The Seoul bureau chief of the daily Sankei Shimbun appeared Monday at the Seoul Central District Prosecutor's Office after being summoned over the alleged defamation of President Park Geun-hye.

Tatsuya Kato arrived at around 11 a.m. and entered with a defense lawyer and translator. The questioning was expected to focus on whether an article written by Kato, 48, defamed Park. The office has issued a travel ban on Kato.

A conservative civic organization filed a defamation suit against the bureau on Aug. 9 for the article, which was carried in the online edition of the conservative daily on Aug. 3.

Citing rumors in the stock brokerage industry and a South Korean newspaper, Kato suggested in the article that Park, who is single, was not at the presidential office during a seven-hour period on the day in April when the Sewol ferry capsized off the country's southwest coast and may have been secretly meeting with a recently divorced former aide. Around 300 people perished in the accident.

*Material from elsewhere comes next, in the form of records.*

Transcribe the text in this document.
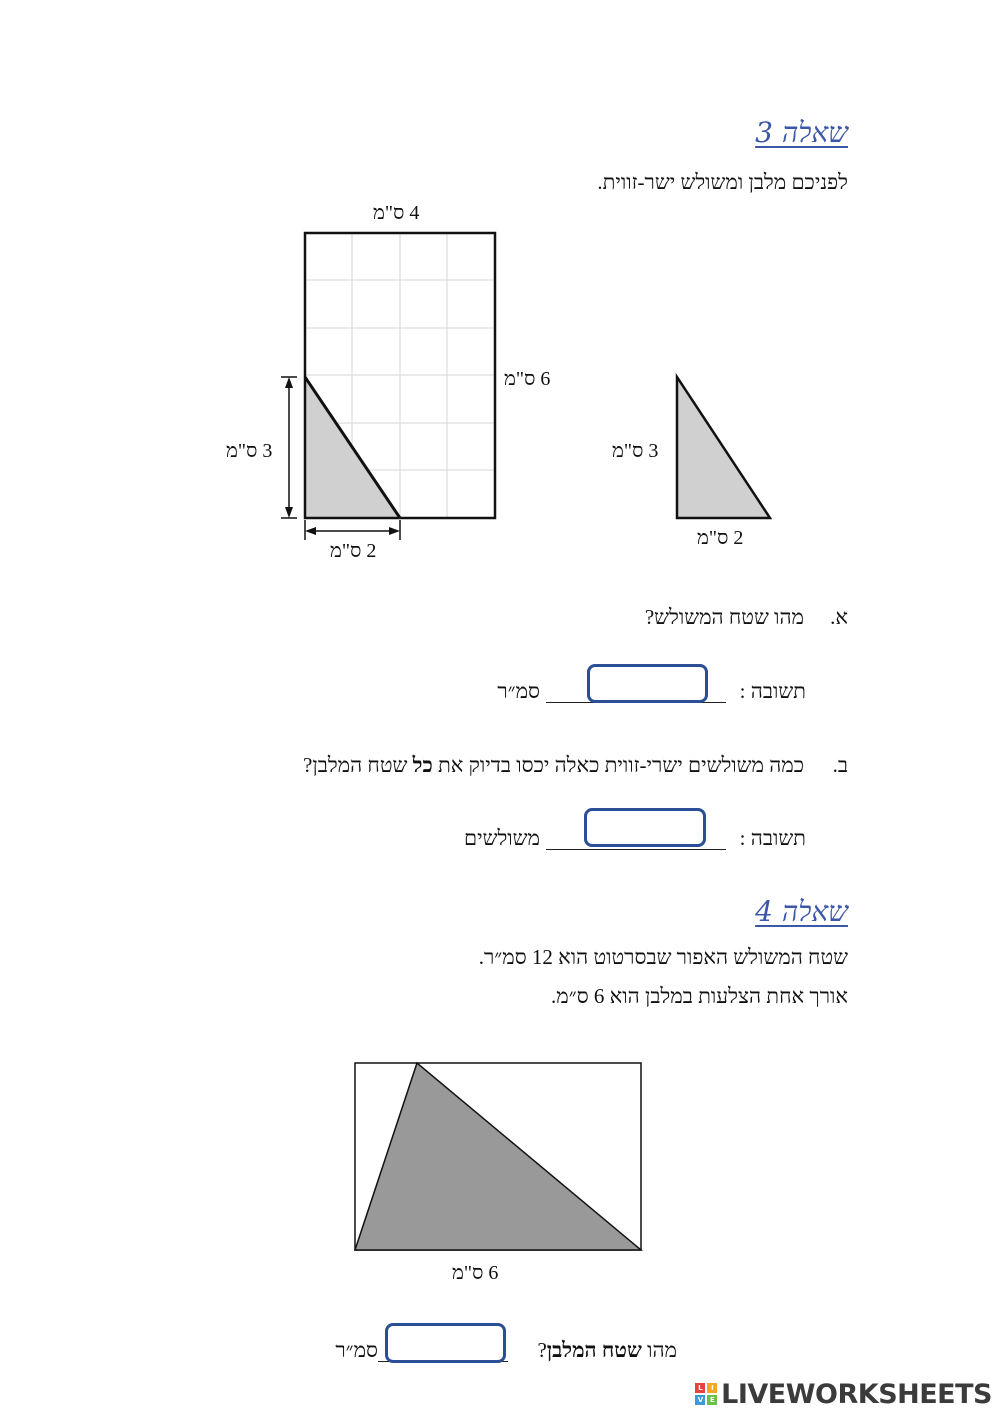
שאלה 3
לפניכם מלבן ומשולש ישר-זווית.
4 ס"מ
6 ס"מ
3 ס"מ
2 ס"מ
3 ס"מ
2 ס"מ
א.
מהו שטח המשולש?
תשובה :
סמ״ר
ב.
כמה משולשים ישרי-זווית כאלה יכסו בדיוק את כל שטח המלבן?
תשובה :
משולשים
שאלה 4
שטח המשולש האפור שבסרטוט הוא 12 סמ״ר.
אורך אחת הצלעות במלבן הוא 6 ס״מ.
6 ס"מ
מהו שטח המלבן?
סמ״ר
L	I
V	E LIVEWORKSHEETS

The presidential office has dismissed the rumors and the article.

Sankei Shimbun said in a statement that its report was based on information contained in statements made in South Korea's National Assembly and in a column in a South Korean newspaper.

The questioning by South Korean prosecutors of a Japanese journalist over reporting activities was the first since 1993, when the then-bureau chief of Japan's Fuji Television was arrested by prosecutors on suspicion of receiving classified military intelligence from a South Korean naval intelligence officer. He was convicted and deported the following year.